A plataforma de streaming MUBI resgatou recentemente do limbo digital Ran (1985), um dos tantos clássicos dirigidos por Akira Kurosawa (1910-1998). Vencedor do Oscar de figurinos, assinado por Emi Wada, e indicado nas categorias de melhor direção, fotografia e direção de arte, o filme leva a peça Rei Lear (1606), de William Shakespeare, para o Japão da época dos samurais.
Esse universo, que durou do século 10 ao século 19, era um dos preferidos do cineasta de Kagemusha: A Sombra do Samurai (1980), que dividiu a Palma de Ouro do Festival de Cannes com All That Jazz: O Show Deve Continuar (1979), de Bob Fosse, disputou o Oscar internacional e pode ser visto no Disney+.
Kurosawa atraiu os olhares do Ocidente para o cinema japonês com o sucesso de Rashomon (1950, presente no menu do Belas Artes à La Carte), ganhador do Leão de Ouro no Festival de Veneza e de um Oscar honorário de melhor filme estrangeiro. Sua narrativa em que quatro testemunhas apresentam versões dúbias e conflitantes de um crime já inspirou muitas produções, tanto em Hollywood (O Último Duelo, de Ridley Scott) quanto na China (Herói, de Zhang Yimou).
Leão de Prata em Veneza, Os Sete Samurais (1954, indisponível no streaming) não demorou a ser transformado em faroeste: Sete Homens e um Destino (1960). E A Fortaleza Escondida (1958, também fora de catálogo), que recebeu o Urso de Prata de direção no Festival de Berlim, serviu de referência para George Lucas criar a saga Star Wars, em 1977.
Mas Kurosawa também olhava para o Ocidente. Trono Manchado de Sangue (1957, disponível no Belas Artes à La Carte) é outra adaptação de um espetáculo teatral de Shakespeare, Macbeth (1623). Vencedor da Copa Volpi de melhor ator em Veneza, para Toshirô Mifune, Yojimbo, o Guarda-Costas (1961, ausente das plataformas) bebeu de duas novelas noir do estadunidense Dashiell Hammett, Seara Vermelha (1929) e A Chave de Vidro (1931).
Em japonês, ran significa caos, desordem, revolta.
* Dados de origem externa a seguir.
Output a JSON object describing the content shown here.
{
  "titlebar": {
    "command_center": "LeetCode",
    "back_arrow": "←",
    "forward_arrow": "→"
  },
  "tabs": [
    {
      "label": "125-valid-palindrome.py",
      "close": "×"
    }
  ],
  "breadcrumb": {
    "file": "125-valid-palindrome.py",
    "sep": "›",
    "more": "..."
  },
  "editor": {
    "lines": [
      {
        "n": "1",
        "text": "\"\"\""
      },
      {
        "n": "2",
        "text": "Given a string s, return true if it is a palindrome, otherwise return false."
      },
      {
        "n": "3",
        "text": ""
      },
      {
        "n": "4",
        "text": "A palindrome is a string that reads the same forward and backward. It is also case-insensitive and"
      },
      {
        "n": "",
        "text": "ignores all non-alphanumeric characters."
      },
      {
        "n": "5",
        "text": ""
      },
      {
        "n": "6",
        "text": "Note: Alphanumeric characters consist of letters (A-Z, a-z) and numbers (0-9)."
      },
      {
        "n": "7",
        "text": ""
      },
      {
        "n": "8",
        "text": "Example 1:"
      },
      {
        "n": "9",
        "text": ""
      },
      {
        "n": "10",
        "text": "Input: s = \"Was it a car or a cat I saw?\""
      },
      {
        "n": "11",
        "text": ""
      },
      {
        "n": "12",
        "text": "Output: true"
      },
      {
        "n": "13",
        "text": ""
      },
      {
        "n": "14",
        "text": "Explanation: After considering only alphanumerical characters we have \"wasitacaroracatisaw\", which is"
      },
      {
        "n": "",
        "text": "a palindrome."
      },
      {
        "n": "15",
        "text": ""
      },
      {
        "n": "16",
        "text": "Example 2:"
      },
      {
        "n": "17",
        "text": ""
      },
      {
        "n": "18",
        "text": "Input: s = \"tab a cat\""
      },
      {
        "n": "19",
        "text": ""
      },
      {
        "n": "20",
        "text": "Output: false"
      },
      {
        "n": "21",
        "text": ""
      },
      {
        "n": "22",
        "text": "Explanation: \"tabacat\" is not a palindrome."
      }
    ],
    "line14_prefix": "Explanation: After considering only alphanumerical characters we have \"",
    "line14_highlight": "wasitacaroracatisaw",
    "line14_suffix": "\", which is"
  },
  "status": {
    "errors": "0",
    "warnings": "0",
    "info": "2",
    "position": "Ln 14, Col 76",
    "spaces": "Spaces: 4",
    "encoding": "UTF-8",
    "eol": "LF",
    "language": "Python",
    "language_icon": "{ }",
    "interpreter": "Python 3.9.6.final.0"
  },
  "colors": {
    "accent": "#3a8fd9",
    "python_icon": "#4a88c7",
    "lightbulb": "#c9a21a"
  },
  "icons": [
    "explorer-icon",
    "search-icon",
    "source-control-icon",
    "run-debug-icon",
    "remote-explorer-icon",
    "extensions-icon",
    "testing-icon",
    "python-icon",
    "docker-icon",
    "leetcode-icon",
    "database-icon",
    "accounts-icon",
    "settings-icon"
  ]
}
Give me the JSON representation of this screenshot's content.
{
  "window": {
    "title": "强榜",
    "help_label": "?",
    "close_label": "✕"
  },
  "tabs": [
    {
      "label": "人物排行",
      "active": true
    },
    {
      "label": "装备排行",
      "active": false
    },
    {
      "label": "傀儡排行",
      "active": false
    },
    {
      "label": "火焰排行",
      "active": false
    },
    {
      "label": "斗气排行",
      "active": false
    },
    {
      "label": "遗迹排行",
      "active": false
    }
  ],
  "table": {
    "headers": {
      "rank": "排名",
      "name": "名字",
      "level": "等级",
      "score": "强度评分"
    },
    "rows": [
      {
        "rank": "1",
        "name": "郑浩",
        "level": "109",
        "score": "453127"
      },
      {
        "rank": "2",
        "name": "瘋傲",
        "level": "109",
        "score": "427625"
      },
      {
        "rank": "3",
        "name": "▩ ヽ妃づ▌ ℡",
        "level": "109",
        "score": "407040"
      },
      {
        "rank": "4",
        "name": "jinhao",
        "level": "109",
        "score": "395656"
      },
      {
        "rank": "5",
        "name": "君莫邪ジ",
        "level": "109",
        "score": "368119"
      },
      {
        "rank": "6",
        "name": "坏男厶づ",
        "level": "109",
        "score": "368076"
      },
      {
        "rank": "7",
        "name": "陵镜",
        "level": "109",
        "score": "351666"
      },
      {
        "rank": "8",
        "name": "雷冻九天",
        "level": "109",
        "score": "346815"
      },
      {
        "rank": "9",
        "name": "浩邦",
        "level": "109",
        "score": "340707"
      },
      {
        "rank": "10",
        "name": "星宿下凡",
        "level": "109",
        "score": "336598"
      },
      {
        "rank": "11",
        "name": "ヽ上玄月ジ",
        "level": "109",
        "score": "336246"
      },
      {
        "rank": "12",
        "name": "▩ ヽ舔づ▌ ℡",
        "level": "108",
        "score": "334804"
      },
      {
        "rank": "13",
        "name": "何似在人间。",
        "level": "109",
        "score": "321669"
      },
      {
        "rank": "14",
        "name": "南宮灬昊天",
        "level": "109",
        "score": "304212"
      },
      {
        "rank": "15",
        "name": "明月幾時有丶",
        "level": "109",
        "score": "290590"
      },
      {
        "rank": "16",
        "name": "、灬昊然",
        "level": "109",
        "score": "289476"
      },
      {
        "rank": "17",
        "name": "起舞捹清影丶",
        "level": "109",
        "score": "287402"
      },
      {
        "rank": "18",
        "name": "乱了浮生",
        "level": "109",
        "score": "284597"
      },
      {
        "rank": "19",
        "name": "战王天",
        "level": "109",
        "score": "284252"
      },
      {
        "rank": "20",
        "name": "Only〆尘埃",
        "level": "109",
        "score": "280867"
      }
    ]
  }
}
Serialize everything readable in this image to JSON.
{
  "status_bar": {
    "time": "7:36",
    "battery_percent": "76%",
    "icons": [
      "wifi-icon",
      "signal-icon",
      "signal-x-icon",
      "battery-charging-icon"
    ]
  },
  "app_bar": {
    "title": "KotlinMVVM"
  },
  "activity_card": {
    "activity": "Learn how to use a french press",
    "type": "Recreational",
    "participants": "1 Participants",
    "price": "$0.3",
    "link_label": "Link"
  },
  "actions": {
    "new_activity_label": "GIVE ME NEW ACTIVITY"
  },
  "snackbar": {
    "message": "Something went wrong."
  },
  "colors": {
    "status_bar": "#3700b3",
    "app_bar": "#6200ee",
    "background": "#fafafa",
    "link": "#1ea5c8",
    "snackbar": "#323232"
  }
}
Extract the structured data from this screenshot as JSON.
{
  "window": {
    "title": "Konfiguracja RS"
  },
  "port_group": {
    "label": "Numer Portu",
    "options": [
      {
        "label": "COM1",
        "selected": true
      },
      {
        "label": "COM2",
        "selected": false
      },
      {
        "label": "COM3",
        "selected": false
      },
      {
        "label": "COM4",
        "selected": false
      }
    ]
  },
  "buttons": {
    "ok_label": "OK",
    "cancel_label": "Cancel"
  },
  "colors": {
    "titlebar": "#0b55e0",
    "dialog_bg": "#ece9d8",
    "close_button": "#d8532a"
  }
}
Ambientado no século 16, Ran conta em 166 minutos e de forma majestosa a saga de Hidetora Ichimonji (papel de Tatsuya Nakadai), um poderoso chefe de clã que decide dividir em vida a sua herança entre os três filhos (e não três filhas, como no original de Shakespeare): Taro (Akira Terao), Jiro (Jinpachi Nezu) e Saburo (Daisuke Ryu). A decisão, ao contrário da harmonia pretendida pelo patriarca, faz ruir os laços familiares, culminando em um sangrento conflito.
Saburo, o predileto, reage quando o pai designa o filho mais velho, Taro, para liderar o clã, pois sabe das evidentes limitações do irmão. Então, o caçula é banido.
Hidetora é um homem cheio de remorso: para ampliar seus domínios, matou e saqueou. Sua memória é assaltada por esses pecados do passado. Tanto pior deparar com o ódio e a traição entre seus filhos. Acaba condenado a vagar, enlouquecido, pelos campos, tendo a companhia do bobo da corte.
Quando estreou nos cinemas de Porto Alegre, em outubro de 1985, Ran mereceu muitos elogios dos críticos de Zero Hora. Hiron Goidanich, o Goida, destacou a mescla de cenas intimistas e batalhas épicas.
Já Luiz César Cozzatti escreveu que, "para Kurosawa, importa discutir essa ética da vitória, a ética dos poderosos, que para atingir a hegemonia no seio da sociedade espalham a destruição e a morte". Toda a trama é "mero pretexto para o grande mestre traçar um grandiloquente painel sobre os desvarios da ambição", pintado com a "sensibilidade plástica" do cineasta e seu "humanismo radical". E o diretor mostra que "a desordem é a ordem natural do mundo, pois na raiz de tudo está a estupidez, que sobrepaira as ideologias e os tempos".